In recent times, Hillsong has given a platform to both John Howard and Peter Costello to address its huge congregation, which at around 15,000 is the nation’s biggest. The Labor Party refused repeated invitations to speak to the convention until last year, when it sent – inexplicably – the avowed atheist, former NSW Premier Bob Carr, rather than one of its own sincere believers, such as Kevin Rudd, Peter Garrett or Kim Beazley himself.
This year, Hillsong did not invite any politicians to speak to the assembled thousands – hence the absence of most media, including all the TV networks – although Liberal MPs Bruce Baird (an evangelical Anglican and leader of the ‘moderates’) and Louise Markus (a former social worker employed by Hillsong) sat, and sometimes stood, in the third row, clapping or raising their arms during the gospel rock numbers.
Perhaps Hillsong has sworn off politics, stung by recent criticism of the way its benevolent organisation, Hillsong Emerge, used a Federal Government grant for an Aboriginal economic development program? (Hillsong ended up returning another grant, intended for a community crime prevention project.)
I suspect Hillsong is deliberately moving to distance itself from the political Right (while retaining a biblically conservative position on sexuality issues), sensing an ever-so-slight shift among the public back to communitarian values, mainly in the slipstream of the harsh new Industrial Relations regime.
Rick Warren |
If that’s the case, Hillsong could not have projected a more hard-hitting message than with its choice of opening night speaker, the American evangelist Rick Warren.
Warren is the founder of the Saddleback Church, a congregation that grew from 4,000 to 45,000 in 25 years. His book, The Purpose Driven Life, has sold 22 million copies – ‘the best-selling non-fiction hardback in history’, according to the Pew Forum on Religion and Public Life – and he ploughs 90 per cent of the royalties into three foundations set up to fight global poverty and assist the victims of HIV/AIDS in Africa.

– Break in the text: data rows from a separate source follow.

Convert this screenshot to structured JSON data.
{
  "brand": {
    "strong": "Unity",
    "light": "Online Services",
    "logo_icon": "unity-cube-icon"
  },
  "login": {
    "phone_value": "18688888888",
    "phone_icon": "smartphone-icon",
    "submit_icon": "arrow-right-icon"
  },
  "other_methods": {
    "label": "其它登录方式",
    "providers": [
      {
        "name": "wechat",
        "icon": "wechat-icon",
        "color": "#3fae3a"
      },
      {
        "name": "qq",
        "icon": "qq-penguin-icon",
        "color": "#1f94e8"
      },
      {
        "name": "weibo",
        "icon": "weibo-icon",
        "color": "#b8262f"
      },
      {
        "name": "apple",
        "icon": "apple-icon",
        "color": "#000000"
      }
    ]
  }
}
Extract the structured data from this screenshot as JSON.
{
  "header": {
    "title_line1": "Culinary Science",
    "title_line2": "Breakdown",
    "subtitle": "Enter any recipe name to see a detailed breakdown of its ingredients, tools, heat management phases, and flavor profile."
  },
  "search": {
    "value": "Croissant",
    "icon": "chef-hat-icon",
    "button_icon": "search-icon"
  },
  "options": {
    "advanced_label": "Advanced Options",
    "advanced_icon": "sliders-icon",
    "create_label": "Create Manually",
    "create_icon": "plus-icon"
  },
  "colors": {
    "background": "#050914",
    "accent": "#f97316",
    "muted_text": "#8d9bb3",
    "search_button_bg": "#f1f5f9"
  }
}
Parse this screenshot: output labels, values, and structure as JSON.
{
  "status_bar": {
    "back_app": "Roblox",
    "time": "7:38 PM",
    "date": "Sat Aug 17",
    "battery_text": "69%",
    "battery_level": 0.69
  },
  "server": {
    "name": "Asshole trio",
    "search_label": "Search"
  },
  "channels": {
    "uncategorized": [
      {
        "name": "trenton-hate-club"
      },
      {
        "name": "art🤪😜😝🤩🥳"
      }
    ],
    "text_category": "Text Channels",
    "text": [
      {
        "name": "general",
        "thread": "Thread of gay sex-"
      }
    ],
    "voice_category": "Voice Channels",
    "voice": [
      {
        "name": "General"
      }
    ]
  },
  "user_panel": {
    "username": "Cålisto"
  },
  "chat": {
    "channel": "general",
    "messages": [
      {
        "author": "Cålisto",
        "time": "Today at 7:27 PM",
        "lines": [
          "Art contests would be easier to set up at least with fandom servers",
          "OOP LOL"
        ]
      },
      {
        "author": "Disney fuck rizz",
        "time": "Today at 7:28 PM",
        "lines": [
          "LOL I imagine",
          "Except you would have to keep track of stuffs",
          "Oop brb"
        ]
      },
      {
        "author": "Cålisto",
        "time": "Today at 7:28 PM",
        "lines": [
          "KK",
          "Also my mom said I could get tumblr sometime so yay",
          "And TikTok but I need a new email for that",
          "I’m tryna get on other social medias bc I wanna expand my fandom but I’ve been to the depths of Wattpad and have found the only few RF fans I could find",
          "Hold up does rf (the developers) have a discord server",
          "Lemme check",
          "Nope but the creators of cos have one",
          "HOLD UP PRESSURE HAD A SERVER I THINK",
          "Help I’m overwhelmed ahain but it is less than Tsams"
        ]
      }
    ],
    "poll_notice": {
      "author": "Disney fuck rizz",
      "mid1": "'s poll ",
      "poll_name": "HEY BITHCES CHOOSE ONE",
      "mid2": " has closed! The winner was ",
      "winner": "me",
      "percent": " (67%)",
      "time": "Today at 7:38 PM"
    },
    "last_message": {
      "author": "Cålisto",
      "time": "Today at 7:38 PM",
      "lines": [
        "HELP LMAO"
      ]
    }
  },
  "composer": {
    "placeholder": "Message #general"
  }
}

During his sermon on Monday night, Warren appeared to demolish the values that have helped prop up the Howard Government these past ten years. He tore into the doctrine of materialism.
‘Once you have settled the issue of salvation, you must settle the issue of stewardship,’ he said. (It is a declaration – from an evangelical, interestingly – that appears to mirror the 1891 Catholic social justice statement, Rerum Novarum, that faith and work are equally important.) ‘What you think you own is really just on loan. The purpose of your life is far greater than your personal happiness or fulfilment. It is not about passions, possessions, positions or power.’
Warren is a wealthy man but – in the style of some millionaires on America’s Left such as Bernie Rapoport – he continues to live in relative modesty, according to a recent New Yorker profile. He reserved special criticism on Monday for those who represent and serve major institutions of power, including multi-national corporations. ‘The purpose of influence is to speak for those who have no influence, not so you can be some big shot business leader,’ he said.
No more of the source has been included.